Using automated analysis of behavior, we discovered that novelty exploration patterns can be categorized into three key behavioral components: initial investigatory approach, subsequent engagement, and avoidance. The brain uses size and intensity of novel stimuli to estimate threat during initial investigation and promotes transition to either engagement or avoidance accordingly.
People react to novelty in various ways. At the extremes, some suffer from fear of novelty (neophobia), while others fearlessly interact with novelty (neophilia). Both responses potentially disturb normal life. Furthermore, these behaviors are often dynamic; most people may be initially cautious toward novelty, and then gradually habituate.

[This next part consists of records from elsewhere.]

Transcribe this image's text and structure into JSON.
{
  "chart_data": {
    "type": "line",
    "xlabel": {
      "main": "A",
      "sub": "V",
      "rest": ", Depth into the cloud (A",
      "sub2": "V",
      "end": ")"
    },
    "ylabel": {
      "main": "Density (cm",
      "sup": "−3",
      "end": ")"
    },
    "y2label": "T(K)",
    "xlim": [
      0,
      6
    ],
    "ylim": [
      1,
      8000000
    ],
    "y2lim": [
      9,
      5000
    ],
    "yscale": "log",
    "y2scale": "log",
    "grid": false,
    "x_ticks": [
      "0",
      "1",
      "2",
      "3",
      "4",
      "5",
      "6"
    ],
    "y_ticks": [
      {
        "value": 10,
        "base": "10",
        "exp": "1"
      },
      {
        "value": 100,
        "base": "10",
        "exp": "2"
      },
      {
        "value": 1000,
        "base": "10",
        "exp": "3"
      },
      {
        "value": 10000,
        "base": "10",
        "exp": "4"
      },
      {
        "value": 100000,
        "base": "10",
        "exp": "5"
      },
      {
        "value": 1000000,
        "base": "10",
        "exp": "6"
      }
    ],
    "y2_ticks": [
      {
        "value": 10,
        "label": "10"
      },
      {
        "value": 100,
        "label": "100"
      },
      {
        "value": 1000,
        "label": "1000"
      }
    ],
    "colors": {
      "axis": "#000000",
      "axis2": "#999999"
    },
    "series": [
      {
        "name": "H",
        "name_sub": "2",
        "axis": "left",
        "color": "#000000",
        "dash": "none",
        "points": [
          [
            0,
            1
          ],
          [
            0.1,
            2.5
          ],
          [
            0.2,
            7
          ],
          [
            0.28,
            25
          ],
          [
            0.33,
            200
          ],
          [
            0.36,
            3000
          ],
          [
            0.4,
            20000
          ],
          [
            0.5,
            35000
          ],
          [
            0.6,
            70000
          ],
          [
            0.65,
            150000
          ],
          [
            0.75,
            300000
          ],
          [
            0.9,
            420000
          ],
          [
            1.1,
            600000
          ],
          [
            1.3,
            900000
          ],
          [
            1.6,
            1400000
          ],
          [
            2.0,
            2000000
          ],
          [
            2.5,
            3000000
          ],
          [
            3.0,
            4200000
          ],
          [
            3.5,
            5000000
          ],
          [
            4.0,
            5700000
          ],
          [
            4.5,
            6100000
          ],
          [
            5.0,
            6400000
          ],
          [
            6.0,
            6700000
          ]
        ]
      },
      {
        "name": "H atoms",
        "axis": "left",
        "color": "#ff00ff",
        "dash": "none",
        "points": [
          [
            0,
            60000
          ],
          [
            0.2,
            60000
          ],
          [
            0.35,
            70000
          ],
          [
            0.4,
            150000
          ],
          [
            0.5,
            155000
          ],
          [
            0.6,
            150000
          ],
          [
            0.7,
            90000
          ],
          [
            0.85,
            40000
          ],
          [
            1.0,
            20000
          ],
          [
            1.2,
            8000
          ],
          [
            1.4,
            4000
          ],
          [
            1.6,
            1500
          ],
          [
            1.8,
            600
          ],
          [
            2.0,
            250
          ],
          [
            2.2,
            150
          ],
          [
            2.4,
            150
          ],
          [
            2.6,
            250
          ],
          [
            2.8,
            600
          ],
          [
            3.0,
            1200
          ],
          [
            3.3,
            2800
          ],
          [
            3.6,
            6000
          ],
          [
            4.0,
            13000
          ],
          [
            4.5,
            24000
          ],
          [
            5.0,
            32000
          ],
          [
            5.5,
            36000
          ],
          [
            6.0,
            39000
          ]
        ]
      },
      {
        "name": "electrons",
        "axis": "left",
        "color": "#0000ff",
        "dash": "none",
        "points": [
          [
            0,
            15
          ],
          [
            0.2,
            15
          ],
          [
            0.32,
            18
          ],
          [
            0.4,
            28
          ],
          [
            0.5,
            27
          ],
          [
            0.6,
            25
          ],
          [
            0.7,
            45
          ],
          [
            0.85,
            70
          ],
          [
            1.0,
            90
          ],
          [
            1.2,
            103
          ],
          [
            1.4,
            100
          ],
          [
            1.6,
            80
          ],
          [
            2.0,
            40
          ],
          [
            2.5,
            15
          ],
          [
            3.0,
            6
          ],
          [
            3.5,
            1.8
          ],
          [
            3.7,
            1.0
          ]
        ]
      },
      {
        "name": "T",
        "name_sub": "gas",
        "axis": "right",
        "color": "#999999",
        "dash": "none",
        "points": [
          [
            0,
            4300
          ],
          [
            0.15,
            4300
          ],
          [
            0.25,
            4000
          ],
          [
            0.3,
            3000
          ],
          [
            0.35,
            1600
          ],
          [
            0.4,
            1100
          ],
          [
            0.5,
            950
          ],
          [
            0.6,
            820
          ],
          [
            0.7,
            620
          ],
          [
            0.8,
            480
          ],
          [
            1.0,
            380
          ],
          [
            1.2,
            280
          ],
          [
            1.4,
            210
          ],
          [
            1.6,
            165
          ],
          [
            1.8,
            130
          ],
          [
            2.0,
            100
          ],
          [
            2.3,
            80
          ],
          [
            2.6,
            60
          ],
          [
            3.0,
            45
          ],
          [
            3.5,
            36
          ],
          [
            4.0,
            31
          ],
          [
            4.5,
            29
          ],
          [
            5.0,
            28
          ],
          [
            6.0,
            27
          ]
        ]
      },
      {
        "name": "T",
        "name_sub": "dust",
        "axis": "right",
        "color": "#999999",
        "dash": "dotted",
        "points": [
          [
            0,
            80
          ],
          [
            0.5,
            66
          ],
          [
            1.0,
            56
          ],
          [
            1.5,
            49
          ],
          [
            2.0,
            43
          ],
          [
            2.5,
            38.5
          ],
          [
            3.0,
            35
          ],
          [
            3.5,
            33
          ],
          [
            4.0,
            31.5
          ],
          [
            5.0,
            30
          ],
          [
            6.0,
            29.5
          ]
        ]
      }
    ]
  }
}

Thus, to understand the neural mechanism of novelty-driven behaviors, it is important to account for both individual variability and how responses change over time. To precisely examine novelty exploration in mice, we used modern automated analyses based on machine learning techniques. These techniques included DeepLabCut for tracking multiple body parts, invented by a former MCO graduate student Mackenzie Weygandt Mathis and others, and MoSeq for identifying behavioral motifs, invented in Bob Datta’s lab. Combining these two techniques and neural ablation, we quantitatively characterized behavioral components in each of the 78 mice in the study.
We found that all the mice in our experiment exhibited an investigatory approach when they first encountered an unfamiliar Lego toy and then transitioned to either engagement or avoidance, depending on a property called physical salience—which can encompass many sensory modalities, such as the object’s size, color, loudness, smelliness, or appearing distinct from the environment. During initial investigation, animals most likely gather information, which then directs subsequent behaviors. For instance, an animal that investigates a strange object may find the object’s physical salience too intense may avoid similar objects in the future.

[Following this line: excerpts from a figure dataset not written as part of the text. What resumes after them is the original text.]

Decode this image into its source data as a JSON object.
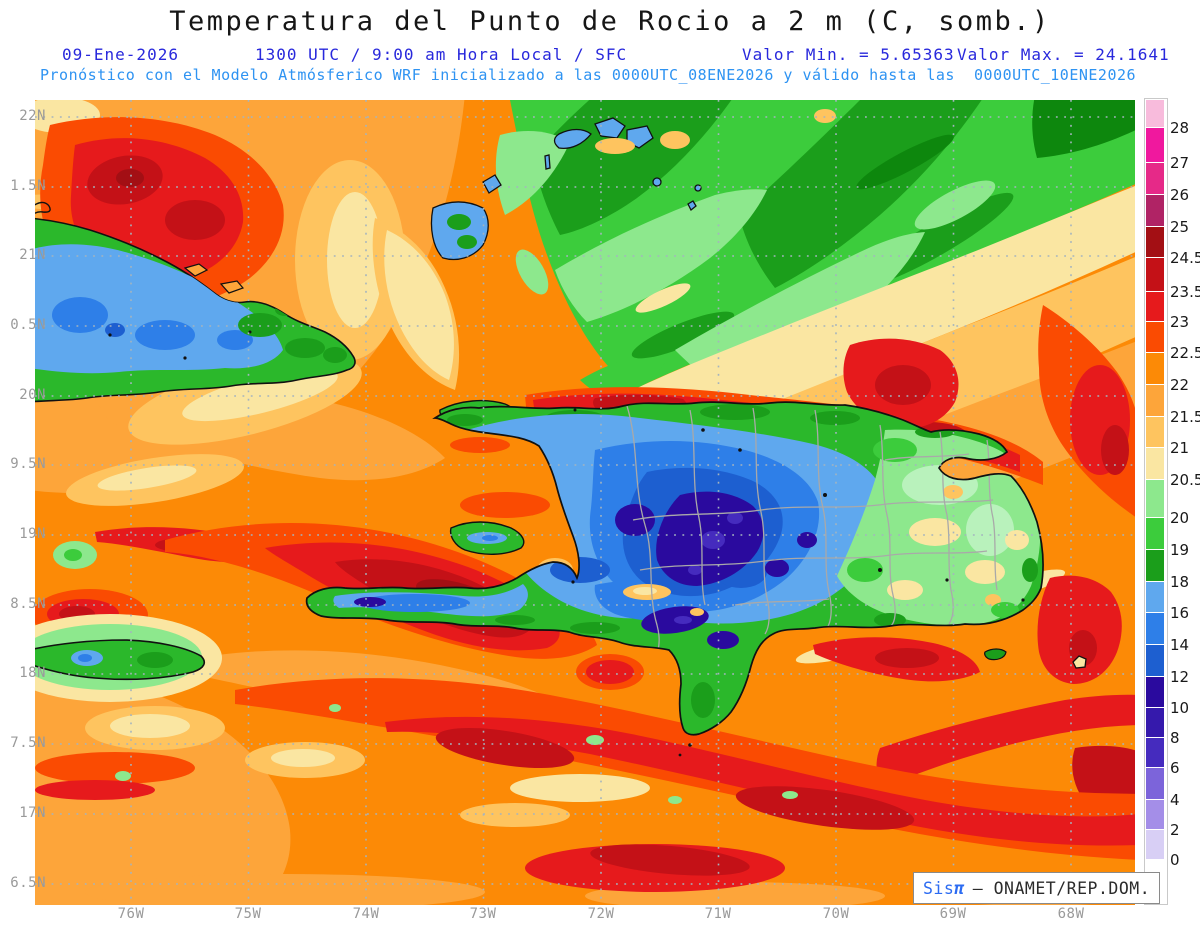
{
  "header": {
    "title": "Temperatura del Punto de Rocio a 2 m (C, somb.)",
    "date": "09-Ene-2026",
    "time_info": "1300 UTC / 9:00 am Hora Local / SFC",
    "min_label": "Valor Min. = 5.65363",
    "max_label": "Valor Max. = 24.1641",
    "forecast_line": "Pronóstico con el Modelo Atmósferico WRF inicializado a las 0000UTC_08ENE2026 y válido hasta las  0000UTC_10ENE2026"
  },
  "axes": {
    "lat": [
      "22N",
      "1.5N",
      "21N",
      "0.5N",
      "20N",
      "9.5N",
      "19N",
      "8.5N",
      "18N",
      "7.5N",
      "17N",
      "6.5N"
    ],
    "lon": [
      "76W",
      "75W",
      "74W",
      "73W",
      "72W",
      "71W",
      "70W",
      "69W",
      "68W"
    ]
  },
  "colorbar": {
    "tick_labels": [
      "28",
      "27",
      "26",
      "25",
      "24.5",
      "23.5",
      "23",
      "22.5",
      "22",
      "21.5",
      "21",
      "20.5",
      "20",
      "19",
      "18",
      "16",
      "14",
      "12",
      "10",
      "8",
      "6",
      "4",
      "2",
      "0"
    ],
    "segment_colors": [
      "#F8BBDC",
      "#F0189E",
      "#E62988",
      "#B02365",
      "#A30F14",
      "#C41117",
      "#E61A1C",
      "#FA4B02",
      "#FC8A06",
      "#FDA53A",
      "#FEC45F",
      "#FAE6A2",
      "#8DE88D",
      "#3CCC3C",
      "#1B9E1B",
      "#5FA8EE",
      "#2E7FE8",
      "#1D5FD0",
      "#2A0A9E",
      "#3519AC",
      "#452BBE",
      "#7C64DA",
      "#A48EE8",
      "#D8CFF5",
      "#FFFFFF"
    ]
  },
  "watermark": {
    "brand": "Sis",
    "brand_symbol": "π",
    "text": "– ONAMET/REP.DOM."
  },
  "chart_data": {
    "type": "heatmap",
    "title": "Temperatura del Punto de Rocio a 2 m (C, somb.)",
    "legend_tick_values": [
      28,
      27,
      26,
      25,
      24.5,
      23.5,
      23,
      22.5,
      22,
      21.5,
      21,
      20.5,
      20,
      19,
      18,
      16,
      14,
      12,
      10,
      8,
      6,
      4,
      2,
      0
    ],
    "value_min": 5.65363,
    "value_max": 24.1641,
    "x_tick_labels": [
      "76W",
      "75W",
      "74W",
      "73W",
      "72W",
      "71W",
      "70W",
      "69W",
      "68W"
    ],
    "y_tick_labels": [
      "22N",
      "1.5N",
      "21N",
      "0.5N",
      "20N",
      "9.5N",
      "19N",
      "8.5N",
      "18N",
      "7.5N",
      "17N",
      "6.5N"
    ],
    "legend_position": "right",
    "grid": true
  }
}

To understand the neural mechanism driving these sets of behaviors, we focused on a unique subset of dopamine neurons called TS dopamine neurons. In a previous paper (Menegas et al. 2018), we reported that TS dopamine neurons respond to an object’s physical salience.
We found that ablating TS dopamine neurons reduced investigatory approach and avoidance but increased engagement with novel objects, such as Lego blocks. In other words, TS dopamine neurons act as a neural mechanism to promote cautiousness or threat prediction. We also found that animals with higher TS dopamine activities tended to behave more cautiously toward a novel object. Because TS dopamine signals physical salience of stimuli, our results suggest that animals estimate potential threat using physical salience of a novel object, which determines whether the rodent engages or avoids.

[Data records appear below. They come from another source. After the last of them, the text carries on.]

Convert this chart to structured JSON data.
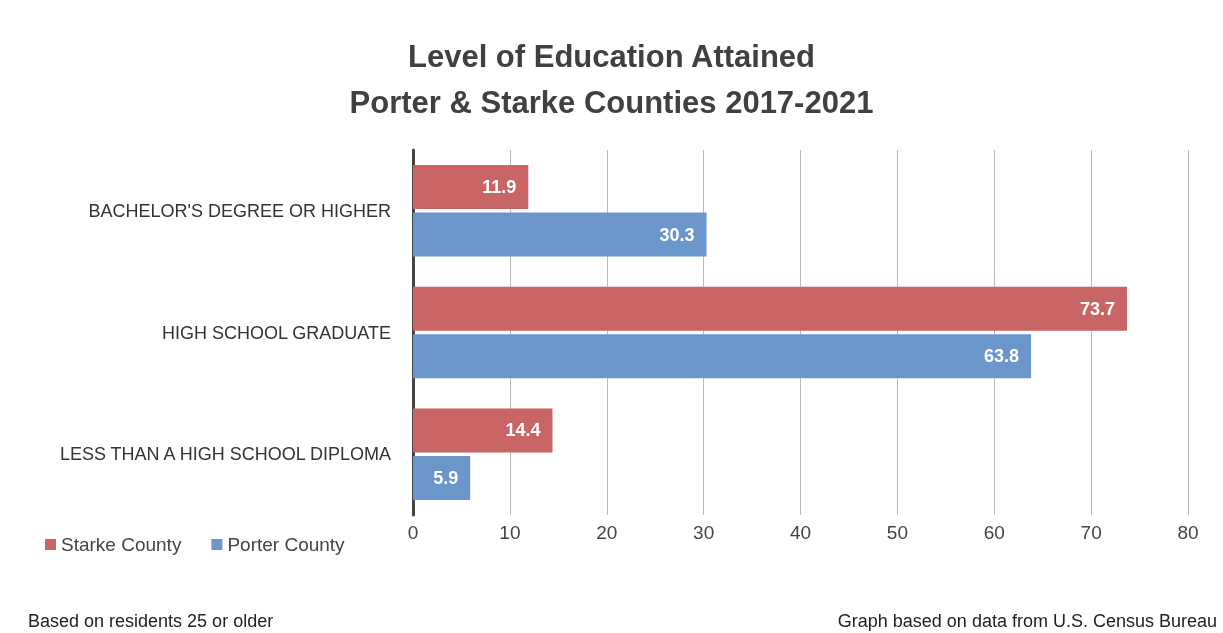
{
  "chart_data": {
    "type": "bar",
    "orientation": "horizontal",
    "title": "Level of Education Attained\nPorter & Starke Counties 2017-2021",
    "categories": [
      "BACHELOR'S DEGREE OR HIGHER",
      "HIGH SCHOOL GRADUATE",
      "LESS THAN A HIGH SCHOOL DIPLOMA"
    ],
    "series": [
      {
        "name": "Starke County",
        "color": "#c96564",
        "values": [
          11.9,
          73.7,
          14.4
        ]
      },
      {
        "name": "Porter County",
        "color": "#6a96c9",
        "values": [
          30.3,
          63.8,
          5.9
        ]
      }
    ],
    "xlim": [
      0,
      80
    ],
    "xticks": [
      0,
      10,
      20,
      30,
      40,
      50,
      60,
      70,
      80
    ],
    "grid": "x",
    "legend": "bottom left",
    "data_labels": true,
    "annotations": [
      "Based on residents 25 or older",
      "Graph based on data from U.S. Census Bureau"
    ]
  }
}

Our idea is akin to the recent proposal for food value (Dayan 2022). While nutrition can be the main benefit of food, flavor may work as a positive reward prediction to shape eating even before knowing the ultimate outcome (nutrition), which generally comes when it is too late to decide whether to eat the next bite. If a tasty food ends up not being nutritious, animals can adjust to not eat it next time. Similarly, pain, injury, and death can be the ultimate outcome (threat) of novel stimuli, and physical salience may work as positive threat prediction to shape cautious behaviors. If a salient stimulus ends up being unthreatening, animals can behave more boldly when they next encounter the stimulus. Thus, we propose that animals use physical salience to form an initial threat prediction that guides avoidance behavior, which is critical to prevent potential harm.
Our study investigates the idea that being scared by a physically salient novel stimulus is a survival strategy that animals widely adopt to prevent disasters. Now that we found a neural circuit to properly estimate a potential threat, our next question is how the brain balances fear and curiosity toward novelty.